Tuesday , March 19 2024
Roman Polanski's new film engrosses viewers.

Movie Review: The Ghost Writer (2010)

Roman Polanski's new film, The Ghost Writer, is a suspenseful if conventional espionage thriller along the paranoid lines of such 1970s cinema as All The President's Men and The Parallax View, in which American institutions like the CIA and the Secret Service are seen as nothing short of the scariest movie monster since Godzilla.

Written by Polanski and Robert Harris from his novel, the film tells the intriguing story of a Tony Blair-inspired retired British Prime Minister, Adam Lang (Pierce Brosnan), who hires a ghost writer (Ewan McGregor) to finish rewriting his memoirs after the previous ghost writer he hired dies unexpectedly and maybe mysteriously before the manuscript is completed. As the nameless ghost writer moves into the Martha's Vineyard island winter retreat where the former Prime Minister is holed up while finishing his book, there is a public outcry and accusation that the former British politician is responsible for the kidnapping of terror suspects and their subsequent torture by the CIA.

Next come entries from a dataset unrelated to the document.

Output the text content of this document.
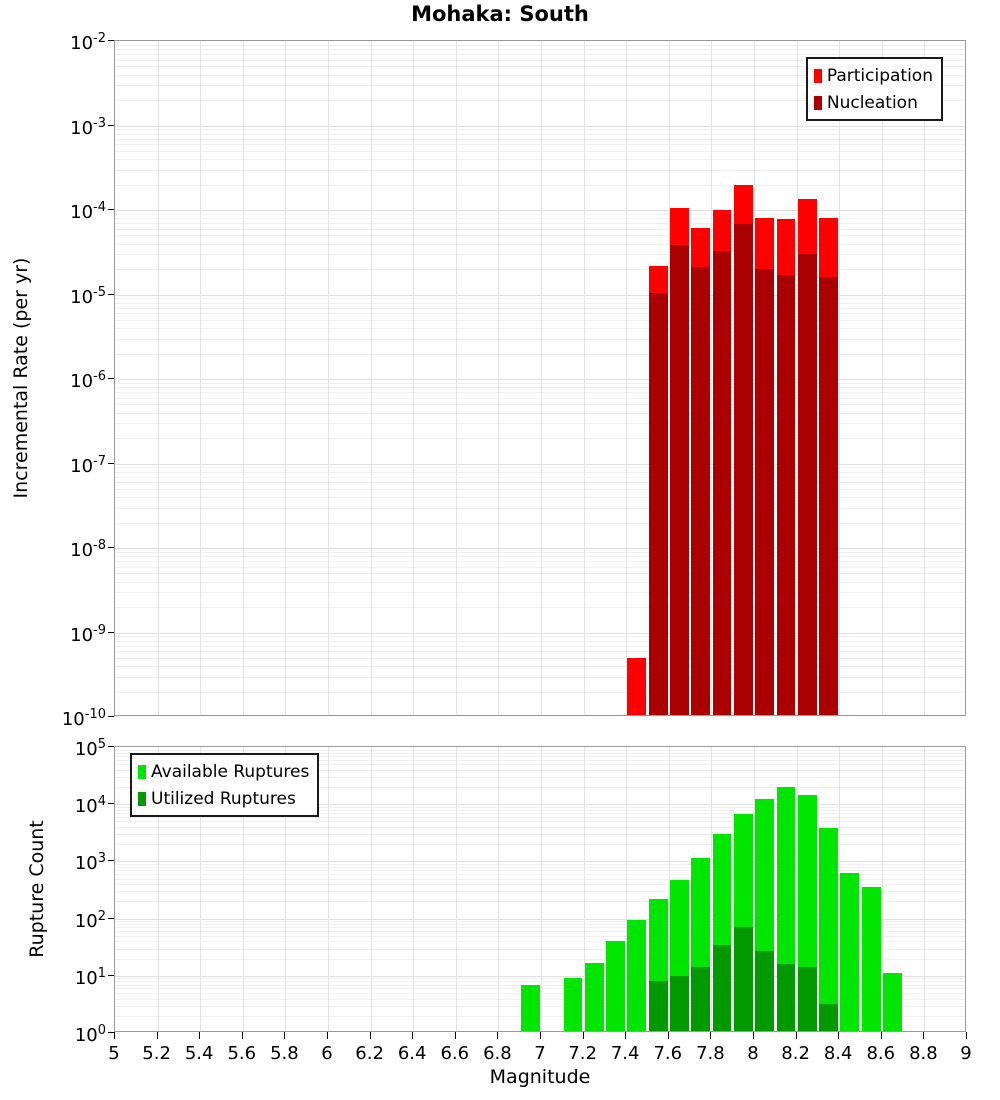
Mohaka: South
Incremental Rate (per yr)
Rupture Count
Participation
Nucleation
Available Ruptures
Utilized Ruptures
$10^{-2}$
$10^{-3}$
$10^{-4}$
$10^{-5}$
$10^{-6}$
$10^{-7}$
$10^{-8}$
$10^{-9}$
$10^{-10}$
$10^5$
$10^4$
$10^3$
$10^2$
$10^1$
$10^0$
5	5.2 5.4 5.6 5.8	6	6.2 6.4 6.6 6.8	7	7.2 7.4 7.6 7.8	8	8.2 8.4 8.6 8.8	9
Magnitude
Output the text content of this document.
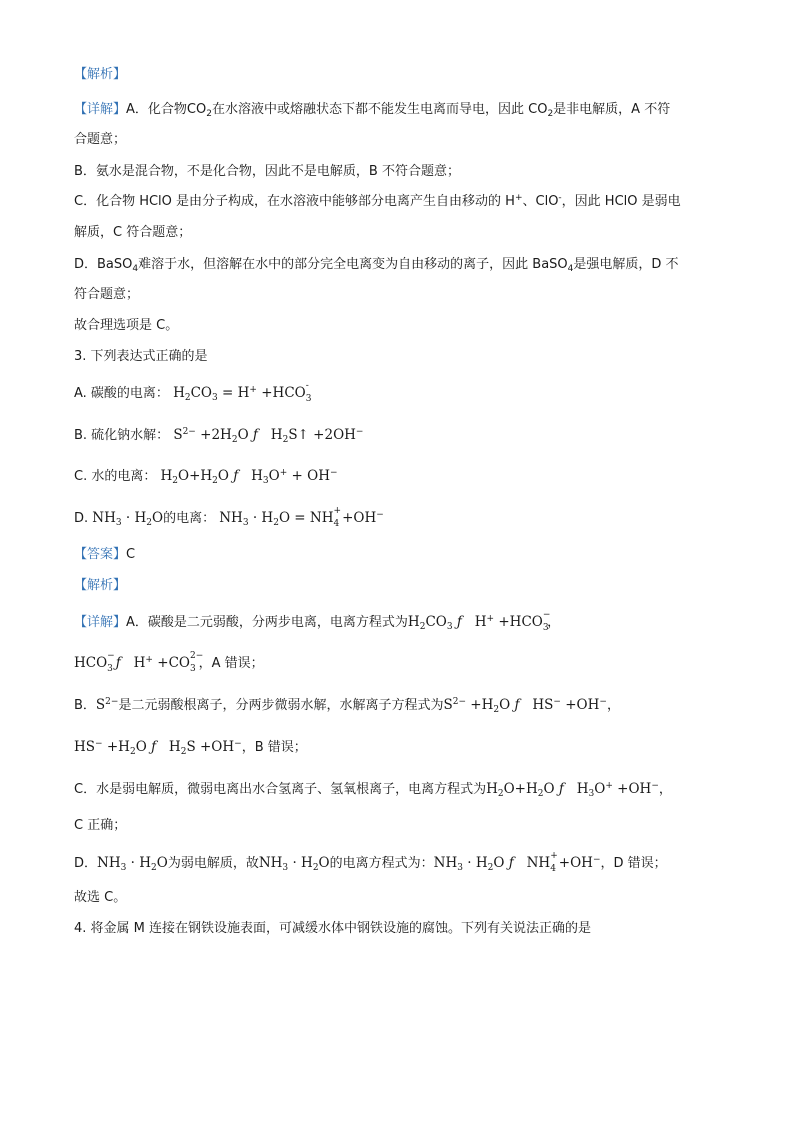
【解析】
【详解】A．化合物$CO_2$在水溶液中或熔融状态下都不能发生电离而导电，因此 $CO_2$是非电解质，A 不符
合题意；
B．氨水是混合物，不是化合物，因此不是电解质，B 不符合题意；
C．化合物 HClO 是由分子构成，在水溶液中能够部分电离产生自由移动的 H+、ClO-，因此 HClO 是弱电
解质，C 符合题意；
D．BaSO$_4$难溶于水，但溶解在水中的部分完全电离变为自由移动的离子，因此 BaSO$_4$是强电解质，D 不
符合题意；
故合理选项是 C。
3. 下列表达式正确的是
A. 碳酸的电离： $H_2CO_3 = H^+ +HCO$ -
3

B. 硫化钠水解： $S^{2-} +2H_2O$ ƒ   $H_2S↑ +2OH^-$
C. 水的电离： $H_2O+H_2O$ ƒ   $H_3O^+ + OH^-$
D. $NH_3 \cdot H_2O$的电离： $NH_3 \cdot H_2O$ = NH +
4
+OH−
【答案】C
【解析】
【详解】A．碳酸是二元弱酸，分两步电离，电离方程式为$H_2CO_3$ ƒ   H+ +HCO −
3
，
HCO −
3 ƒ   H+ +CO 2−
3 ，A 错误；
B．$S^{2-}$是二元弱酸根离子，分两步微弱水解，水解离子方程式为$S^{2-} +H_2O$ ƒ   HS− +OH−，
$HS^- +H_2O$ ƒ   $H_2S +OH^-$，B 错误；
C．水是弱电解质，微弱电离出水合氢离子、氢氧根离子，电离方程式为$H_2O+H_2O$ ƒ   $H_3O^+ +OH^-$，
C 正确；
D．$NH_3 \cdot H_2O$为弱电解质，故$NH_3 \cdot H_2O$的电离方程式为：$NH_3 \cdot H_2O$ ƒ   NH +
4
+OH−，D 错误；
故选 C。
4. 将金属 M 连接在钢铁设施表面，可减缓水体中钢铁设施的腐蚀。下列有关说法正确的是
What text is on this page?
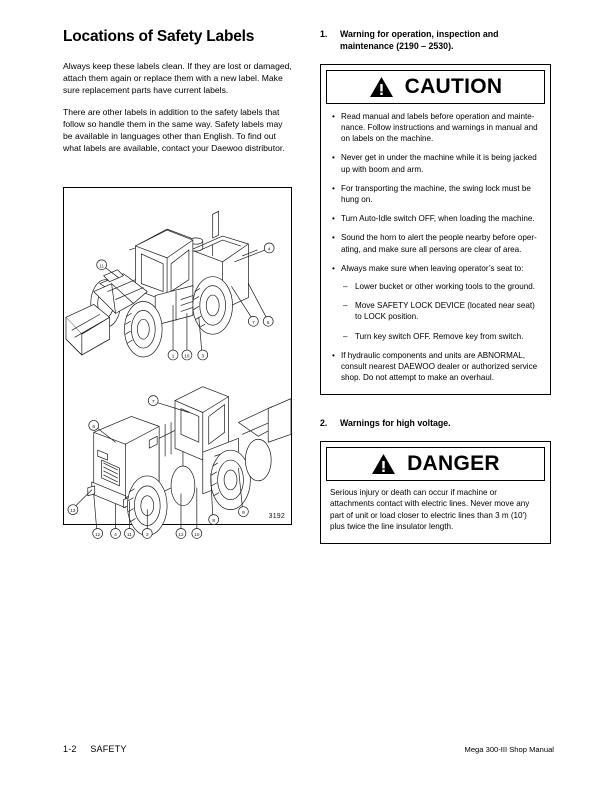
Locations of Safety Labels

Always keep these labels clean. If they are lost or damaged, attach them again or replace them with a new label. Make sure replacement parts have current labels.

There are other labels in addition to the safety labels that follow so handle them in the same way. Safety labels may be available in languages other than English. To find out what labels are available, contact your Daewoo distributor.

4
5
7
11
1 10 3
7
6
13
12	4 11	2	12 10
8
9	3192
1.	Warning for operation, inspection and maintenance (2190 – 2530).
CAUTION
• Read manual and labels before operation and mainte-nance. Follow instructions and warnings in manual and on labels on the machine.
• Never get in under the machine while it is being jacked up with boom and arm.
• For transporting the machine, the swing lock must be hung on.
• Turn Auto-Idle switch OFF, when loading the machine.
• Sound the horn to alert the people nearby before oper-ating, and make sure all persons are clear of area.
• Always make sure when leaving operator’s seat to:
– Lower bucket or other working tools to the ground.
– Move SAFETY LOCK DEVICE (located near seat) to LOCK position.
– Turn key switch OFF. Remove key from switch.
• If hydraulic components and units are ABNORMAL, consult nearest DAEWOO dealer or authorized service shop. Do not attempt to make an overhaul.
2.	Warnings for high voltage.
DANGER
Serious injury or death can occur if machine or attachments contact with electric lines. Never move any part of unit or load closer to electric lines than 3 m (10′) plus twice the line insulator length.
1-2 SAFETY	Mega 300-III Shop Manual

As in his previous works like Rosemary's Baby, The Tenant, and Bitter Moon, Polanski is a craftsman at building suspense based not on cinematography but on a screenplay. This taut topical thriller is standard storytelling yet the audience finds itself ingrained in the plot and anxious for the next development which offers profound conviction and subtle, ever growing suspense as thrilling as a protagonist dangling from the precipice of a cliff. While it doesn't empower the viewer as those 1970s films that proved engrossing enough to contribute to the removal of a U.S. president, it does leave us asking, just short of hopelessly, if we are indeed enslaved to the global powers that be.

The casting of several unlikely actors in key roles gives the film an eerie recognition as if Polanski is familiarizing us with headlines from our own times. Kim Cattrall, Samantha on TV's Sex and The City, is smashing and indeed an actress as Lang's right hand woman. Jim Belushi — yes, the sitcom star — is momentarily unrecognizable as a completely bald publishing boss, and the eternally young Timothy Hutton is a mild-mannered, possibly sinister publishing executive. Aged character actor Eli Wallach is gritty and colorful, but seen too briefly as a local oddball possessing a link to the mystery.

The Ghost Writer is not the grand motion picture Polanski's The Pianist was, but it is entertaining and thoughtful and drawn from the hand of a director who at 76 years old can still spellbind his audience.